If you know me, you know smartphones are an interest of mine. You also know open-source software is something I feel to be hugely important as well.
The Nexus line of smartphones run Google’s AOSP (android open source project) code, and are used primarily to set the example for smartphone manufacturers moving forward in several areas, such as recommended hardware specs and features.
A lot of people are concerned by the choices regarding the Nexus 4 design and strategy. Primarily a lack of LTE. It technically has LTE capability, though it is limited and requires some hacking to enable. But the concern is that it is a feature Google was willing to set aside.
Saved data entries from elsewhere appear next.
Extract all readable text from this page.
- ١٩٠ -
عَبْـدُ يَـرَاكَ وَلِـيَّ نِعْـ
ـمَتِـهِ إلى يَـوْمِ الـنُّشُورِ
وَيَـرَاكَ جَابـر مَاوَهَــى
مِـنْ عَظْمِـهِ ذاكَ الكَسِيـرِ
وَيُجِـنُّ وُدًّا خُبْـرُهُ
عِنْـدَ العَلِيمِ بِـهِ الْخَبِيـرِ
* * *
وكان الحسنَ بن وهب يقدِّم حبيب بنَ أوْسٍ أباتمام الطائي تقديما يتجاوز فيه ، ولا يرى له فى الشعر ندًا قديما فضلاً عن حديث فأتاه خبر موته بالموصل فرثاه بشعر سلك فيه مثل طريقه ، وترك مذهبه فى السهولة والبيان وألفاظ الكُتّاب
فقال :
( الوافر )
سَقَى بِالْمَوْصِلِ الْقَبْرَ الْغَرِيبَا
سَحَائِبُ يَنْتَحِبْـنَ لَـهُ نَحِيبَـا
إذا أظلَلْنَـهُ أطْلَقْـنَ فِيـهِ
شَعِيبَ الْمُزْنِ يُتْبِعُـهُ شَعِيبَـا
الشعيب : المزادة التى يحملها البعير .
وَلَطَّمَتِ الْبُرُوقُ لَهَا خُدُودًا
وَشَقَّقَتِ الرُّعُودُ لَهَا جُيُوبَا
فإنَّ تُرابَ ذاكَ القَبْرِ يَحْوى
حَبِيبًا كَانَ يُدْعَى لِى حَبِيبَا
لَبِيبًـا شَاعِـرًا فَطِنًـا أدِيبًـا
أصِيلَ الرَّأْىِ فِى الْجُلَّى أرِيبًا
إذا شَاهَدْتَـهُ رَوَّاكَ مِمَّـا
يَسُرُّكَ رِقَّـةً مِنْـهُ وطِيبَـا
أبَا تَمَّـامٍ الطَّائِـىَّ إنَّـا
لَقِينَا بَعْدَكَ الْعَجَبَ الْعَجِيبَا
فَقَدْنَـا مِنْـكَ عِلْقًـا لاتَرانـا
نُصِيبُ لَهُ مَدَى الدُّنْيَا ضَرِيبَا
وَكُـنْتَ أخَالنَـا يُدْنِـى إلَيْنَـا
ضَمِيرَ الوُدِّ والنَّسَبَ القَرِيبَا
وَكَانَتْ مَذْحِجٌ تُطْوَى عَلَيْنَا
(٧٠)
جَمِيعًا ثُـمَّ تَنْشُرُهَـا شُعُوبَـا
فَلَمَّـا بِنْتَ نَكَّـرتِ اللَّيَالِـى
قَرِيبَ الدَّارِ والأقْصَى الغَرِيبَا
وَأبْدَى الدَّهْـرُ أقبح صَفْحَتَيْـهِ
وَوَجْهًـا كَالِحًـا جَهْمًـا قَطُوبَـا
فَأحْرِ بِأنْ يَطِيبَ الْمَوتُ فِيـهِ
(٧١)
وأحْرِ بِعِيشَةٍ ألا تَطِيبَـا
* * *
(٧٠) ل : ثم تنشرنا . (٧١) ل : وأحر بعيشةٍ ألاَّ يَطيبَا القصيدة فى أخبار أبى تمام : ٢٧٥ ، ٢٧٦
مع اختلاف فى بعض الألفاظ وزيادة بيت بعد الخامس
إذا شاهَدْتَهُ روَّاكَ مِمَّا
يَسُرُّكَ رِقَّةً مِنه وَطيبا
I want to share with you my theory: In about a year we should start seeing VOLTE (voice over LTE) roll out from Verizon and other carriers, and dense enough LTE coverage to allow smartphones to roll out of the factories without any other radios. Meaning they will have no 3G connectivity, only LTE.
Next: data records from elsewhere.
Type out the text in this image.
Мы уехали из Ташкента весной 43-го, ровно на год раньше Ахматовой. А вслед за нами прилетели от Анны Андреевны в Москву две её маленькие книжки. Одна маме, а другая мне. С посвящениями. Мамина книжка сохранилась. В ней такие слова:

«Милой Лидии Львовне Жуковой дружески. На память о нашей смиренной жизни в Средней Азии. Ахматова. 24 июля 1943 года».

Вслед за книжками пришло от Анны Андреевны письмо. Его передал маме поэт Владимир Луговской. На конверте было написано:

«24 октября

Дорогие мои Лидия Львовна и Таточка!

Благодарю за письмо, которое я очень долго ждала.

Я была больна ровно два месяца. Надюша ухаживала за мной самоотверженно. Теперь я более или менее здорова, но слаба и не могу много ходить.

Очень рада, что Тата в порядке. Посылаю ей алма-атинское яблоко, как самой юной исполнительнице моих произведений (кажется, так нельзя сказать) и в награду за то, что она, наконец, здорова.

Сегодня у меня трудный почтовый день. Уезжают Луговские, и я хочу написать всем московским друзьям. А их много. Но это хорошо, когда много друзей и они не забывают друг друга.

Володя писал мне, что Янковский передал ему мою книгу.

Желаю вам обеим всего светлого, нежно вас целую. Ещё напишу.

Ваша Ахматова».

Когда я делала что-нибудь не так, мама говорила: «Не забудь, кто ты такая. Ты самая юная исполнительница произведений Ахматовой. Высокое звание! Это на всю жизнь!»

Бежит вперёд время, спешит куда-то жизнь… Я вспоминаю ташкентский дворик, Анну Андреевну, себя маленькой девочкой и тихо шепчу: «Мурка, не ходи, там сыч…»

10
Where this is going to be of benefit is on Verizon’s LTE network, which you can read about elsewhere in detail. The basics of it are that they must allow any device, without restriction, on their LTE network. The problem now is that if that device also connects to their 3G network it disqualifies that device from taking advantage of the terms set on Verizon’s LTE frequency.
I am sorry if you were expecting a long, detailed explanation here. There is just no need for me to reiterate what is happening and what has already happened, when that information is so widely available. The focus here is on what (in my eyes) will happen in the near future.
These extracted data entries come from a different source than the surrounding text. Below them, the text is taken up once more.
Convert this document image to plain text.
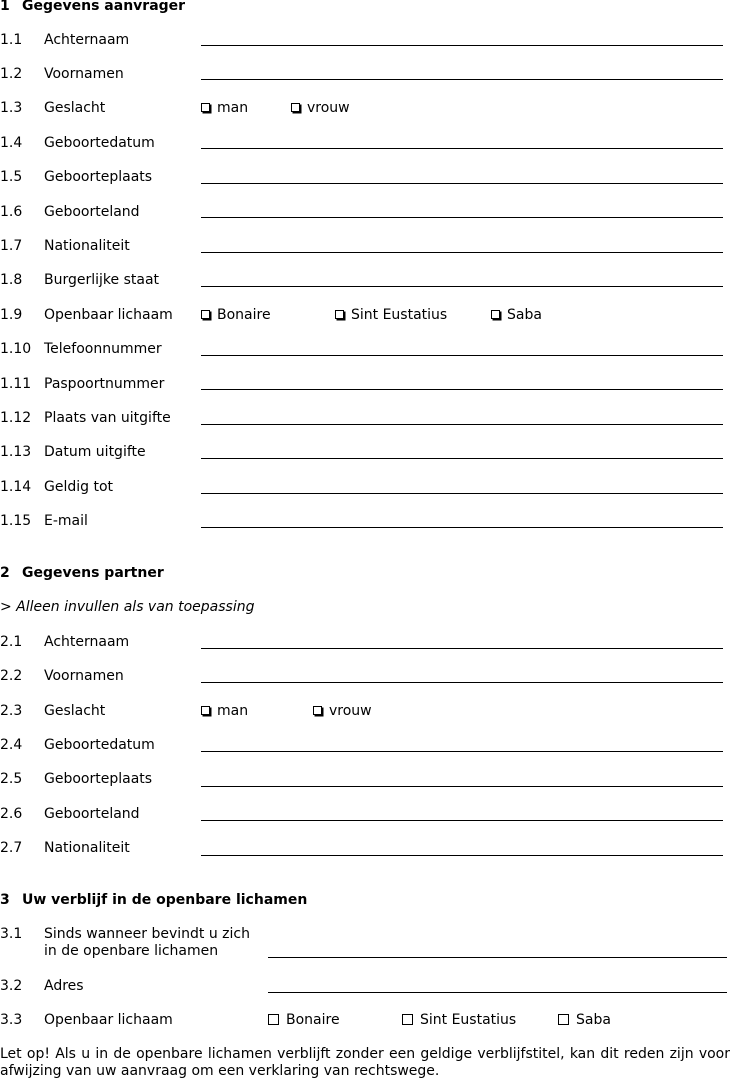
1 Gegevens aanvrager
1.1 Achternaam
1.2 Voornamen
1.3 Geslacht	man	vrouw
1.4 Geboortedatum
1.5 Geboorteplaats
1.6 Geboorteland
1.7 Nationaliteit
1.8 Burgerlijke staat
1.9 Openbaar lichaam	Bonaire	Sint Eustatius	Saba
1.10 Telefoonnummer
1.11 Paspoortnummer
1.12 Plaats van uitgifte
1.13 Datum uitgifte
1.14 Geldig tot
1.15 E-mail
2 Gegevens partner
> Alleen invullen als van toepassing
2.1 Achternaam
2.2 Voornamen
2.3 Geslacht	man	vrouw
2.4 Geboortedatum
2.5 Geboorteplaats
2.6 Geboorteland
2.7 Nationaliteit
3 Uw verblijf in de openbare lichamen
3.1 Sinds wanneer bevindt u zich
in de openbare lichamen
3.2 Adres
3.3 Openbaar lichaam	Bonaire	Sint Eustatius	Saba
Let op! Als u in de openbare lichamen verblijft zonder een geldige verblijfstitel, kan dit reden zijn voor afwijzing van uw aanvraag om een verklaring van rechtswege.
The point I am trying to make here is: if you are fretting over the Nexus line losing its way, don’t. It is simply buying time until the conditions are right.
Why would this be an important move?
1) The carrier would not have control over the hardware nor the software, allowing the manufacturers to respond to the market without having to ask permission of the carrier.
2) Devices could be sold completely independently of the carrier, removing the markup they set in place, lowering the cost of devices.
3) Freedom to use any application or service over the network that you choose as long as it is not harmful the network (excessive bandwidth use does not qualify as harmful to the network).
There would could be many other benefits as well, though there has been little enforcement done of the existing terms put on the C block (LTE frequency range Verizon uses), which will determine how those terms are interpreted moving forward.